Scroll untuk membaca

Scroll untuk membaca

Bintang Timoer berkali-kali sudah menanyakan kepada Thamrin, tapi belum ada kepastian soal bukunya. Bintang Timoer sudah telanjur mengumumkan bahwa buku bisa didapatkan di percetakan Bintang Hindia (yang mencetak Bintang Timoer), dengan harga satu gulden dan ongkos kirim lima sen.

Oohya! Baca juga ya: Tabrani: Orang yang tidak Bisa Mendapatkan Pekerjaan di Mana pun Mencoba Peruntungan di Bidang Jurnalistik

Padahal, barang cetakan yang dicetak di Belanda yang diedarkan di Hindia-Belanda (Indonesia) tak bisa disita. Ingin memprotes tak bisa, Tabrani pun berkeluh kesah kepada Supomo dan Suwarso, anggota Dienaren van Indie yang juga sedang belajar di Belanda.

Kedua karibnya ini memberikan tanggapan menenangkan. “Diamkan saja, jangan ribut-ribut.

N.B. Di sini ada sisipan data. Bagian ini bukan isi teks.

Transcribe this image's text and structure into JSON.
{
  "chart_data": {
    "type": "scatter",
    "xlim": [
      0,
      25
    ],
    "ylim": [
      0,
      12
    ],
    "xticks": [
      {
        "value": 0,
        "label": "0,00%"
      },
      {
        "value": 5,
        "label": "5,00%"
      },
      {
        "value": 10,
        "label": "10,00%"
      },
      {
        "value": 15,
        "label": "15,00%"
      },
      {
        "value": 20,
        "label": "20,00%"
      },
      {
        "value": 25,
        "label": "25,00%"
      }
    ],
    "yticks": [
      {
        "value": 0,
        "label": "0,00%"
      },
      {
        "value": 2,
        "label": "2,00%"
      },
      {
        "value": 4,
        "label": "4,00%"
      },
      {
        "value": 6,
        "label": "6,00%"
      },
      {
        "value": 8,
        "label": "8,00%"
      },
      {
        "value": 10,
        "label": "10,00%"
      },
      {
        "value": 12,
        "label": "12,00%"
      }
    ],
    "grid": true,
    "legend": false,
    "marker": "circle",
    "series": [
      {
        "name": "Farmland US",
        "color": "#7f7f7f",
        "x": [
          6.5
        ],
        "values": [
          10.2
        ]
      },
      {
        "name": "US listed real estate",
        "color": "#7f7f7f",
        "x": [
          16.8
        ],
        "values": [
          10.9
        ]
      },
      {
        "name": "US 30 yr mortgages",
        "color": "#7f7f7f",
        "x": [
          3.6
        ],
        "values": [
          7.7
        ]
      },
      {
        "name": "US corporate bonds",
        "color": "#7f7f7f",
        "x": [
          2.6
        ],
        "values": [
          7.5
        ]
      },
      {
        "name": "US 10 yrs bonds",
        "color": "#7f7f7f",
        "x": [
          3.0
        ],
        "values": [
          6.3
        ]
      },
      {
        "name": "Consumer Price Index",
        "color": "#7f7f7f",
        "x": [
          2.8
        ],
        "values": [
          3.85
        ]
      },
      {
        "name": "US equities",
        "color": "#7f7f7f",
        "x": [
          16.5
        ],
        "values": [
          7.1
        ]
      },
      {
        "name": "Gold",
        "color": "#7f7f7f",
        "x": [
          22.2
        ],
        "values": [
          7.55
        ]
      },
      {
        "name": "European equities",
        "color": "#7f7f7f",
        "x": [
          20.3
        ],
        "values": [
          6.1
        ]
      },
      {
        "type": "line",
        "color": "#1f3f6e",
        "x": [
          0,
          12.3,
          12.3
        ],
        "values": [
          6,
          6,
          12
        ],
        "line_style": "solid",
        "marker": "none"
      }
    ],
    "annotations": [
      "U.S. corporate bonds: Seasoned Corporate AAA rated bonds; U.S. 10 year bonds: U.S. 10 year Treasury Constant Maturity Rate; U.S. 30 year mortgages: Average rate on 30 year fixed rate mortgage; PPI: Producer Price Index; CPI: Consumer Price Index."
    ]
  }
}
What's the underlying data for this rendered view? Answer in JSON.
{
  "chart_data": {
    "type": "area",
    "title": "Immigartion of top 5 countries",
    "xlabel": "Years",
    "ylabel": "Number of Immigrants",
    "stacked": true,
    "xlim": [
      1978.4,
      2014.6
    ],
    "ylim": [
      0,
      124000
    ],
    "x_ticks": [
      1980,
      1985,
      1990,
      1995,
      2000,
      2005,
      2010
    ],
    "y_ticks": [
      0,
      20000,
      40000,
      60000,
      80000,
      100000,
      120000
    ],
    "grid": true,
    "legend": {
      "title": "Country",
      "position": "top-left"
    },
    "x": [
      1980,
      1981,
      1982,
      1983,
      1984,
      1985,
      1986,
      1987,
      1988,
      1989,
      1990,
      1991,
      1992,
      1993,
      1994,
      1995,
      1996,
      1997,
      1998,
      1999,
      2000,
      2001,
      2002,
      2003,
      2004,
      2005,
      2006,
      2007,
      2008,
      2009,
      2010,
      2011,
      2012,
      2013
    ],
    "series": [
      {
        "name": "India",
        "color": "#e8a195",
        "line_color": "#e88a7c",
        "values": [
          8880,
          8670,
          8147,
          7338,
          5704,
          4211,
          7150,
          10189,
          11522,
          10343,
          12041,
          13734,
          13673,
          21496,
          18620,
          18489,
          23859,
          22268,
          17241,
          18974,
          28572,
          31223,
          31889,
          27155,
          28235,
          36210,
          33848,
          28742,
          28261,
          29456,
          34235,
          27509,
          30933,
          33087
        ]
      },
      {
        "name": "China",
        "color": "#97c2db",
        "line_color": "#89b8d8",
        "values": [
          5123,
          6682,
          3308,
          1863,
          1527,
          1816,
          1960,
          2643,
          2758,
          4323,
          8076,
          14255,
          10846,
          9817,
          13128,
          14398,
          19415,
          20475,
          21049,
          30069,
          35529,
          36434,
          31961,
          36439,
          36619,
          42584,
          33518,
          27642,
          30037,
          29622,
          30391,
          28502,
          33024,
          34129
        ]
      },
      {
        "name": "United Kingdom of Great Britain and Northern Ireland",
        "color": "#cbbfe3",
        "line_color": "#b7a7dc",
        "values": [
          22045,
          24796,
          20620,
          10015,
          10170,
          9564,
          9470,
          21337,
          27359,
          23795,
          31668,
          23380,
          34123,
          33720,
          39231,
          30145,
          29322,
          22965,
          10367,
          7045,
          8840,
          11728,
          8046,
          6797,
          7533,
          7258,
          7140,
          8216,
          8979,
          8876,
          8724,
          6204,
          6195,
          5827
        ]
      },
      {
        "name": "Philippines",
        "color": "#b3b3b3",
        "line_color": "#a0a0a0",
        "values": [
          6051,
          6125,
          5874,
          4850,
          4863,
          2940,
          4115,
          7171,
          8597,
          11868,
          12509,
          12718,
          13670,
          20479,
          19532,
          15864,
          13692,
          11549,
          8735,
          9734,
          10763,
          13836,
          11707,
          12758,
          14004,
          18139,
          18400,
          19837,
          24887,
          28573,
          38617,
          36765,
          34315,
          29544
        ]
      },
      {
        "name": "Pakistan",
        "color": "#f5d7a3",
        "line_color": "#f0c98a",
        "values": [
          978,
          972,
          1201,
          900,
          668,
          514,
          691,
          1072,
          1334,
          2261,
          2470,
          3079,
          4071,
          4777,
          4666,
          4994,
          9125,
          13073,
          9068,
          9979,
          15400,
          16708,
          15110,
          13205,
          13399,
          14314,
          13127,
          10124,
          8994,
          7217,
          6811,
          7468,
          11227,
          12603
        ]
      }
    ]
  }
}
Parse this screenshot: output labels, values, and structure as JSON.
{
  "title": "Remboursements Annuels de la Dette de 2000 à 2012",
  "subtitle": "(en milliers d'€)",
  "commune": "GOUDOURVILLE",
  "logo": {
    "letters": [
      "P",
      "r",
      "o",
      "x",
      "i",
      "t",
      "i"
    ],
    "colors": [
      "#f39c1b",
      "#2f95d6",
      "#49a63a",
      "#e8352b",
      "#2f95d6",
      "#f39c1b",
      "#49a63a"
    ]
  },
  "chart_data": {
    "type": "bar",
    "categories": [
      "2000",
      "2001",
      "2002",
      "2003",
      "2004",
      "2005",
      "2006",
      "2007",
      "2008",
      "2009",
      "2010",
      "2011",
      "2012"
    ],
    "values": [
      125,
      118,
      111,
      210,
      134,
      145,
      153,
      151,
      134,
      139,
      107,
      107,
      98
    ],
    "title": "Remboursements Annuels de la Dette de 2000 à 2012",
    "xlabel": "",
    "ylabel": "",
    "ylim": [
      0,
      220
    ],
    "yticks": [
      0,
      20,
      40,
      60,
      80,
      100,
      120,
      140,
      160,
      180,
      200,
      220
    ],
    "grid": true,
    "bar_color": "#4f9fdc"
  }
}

Penguasa di Hindia-Belanda (Indonesia) pasti tidak dapat menuntutnya, apalagi yang di Nederland,” tulis Tabrani menirukan mereka.

Karib lainnya, dokter M Amir, yang juga anggota Dienaren van Indie, sebelum pulang ke (Hindia-Belanda) Indonesia juga menenangkannya. “Tab (singkatan dari Tabrani) sebagai anggota Orde der Dienaren van Indie yang oleh pucuk pimpinan diperkenankan mencantumkan gelar DI di belakang namanya secara terus terang, kau hendaknya tetap tenang dan tabah. Jalan terus,” tulis Tabrani menirukan perkataan M AMir.

Oohya! Baca juga ya: Capres Anies-Ganjar Saling Cuit Gunakan Boso Walikan, di Masa Penjajahan Belanda Penggunanya Ditangkap Polisi

Di Jerman, rupanya, Tabrani juga berkeluh kesah kepada Prof Emil Dovifat mengenai buku-bukunya yang disita penguasa kolonial Hindia Belanda. Ia juga bercerita tentang tiadanya kebebasan pers di Indonesia.

Tabrani harus belajar jurnalistik di Jerman karena di Belanda tak ada sekolah jurnalistik. Dovifat yang menjadi pembimbing Tabrani mengagumi perjuangan pers Indonesia ikut memerdekaan Indonesia.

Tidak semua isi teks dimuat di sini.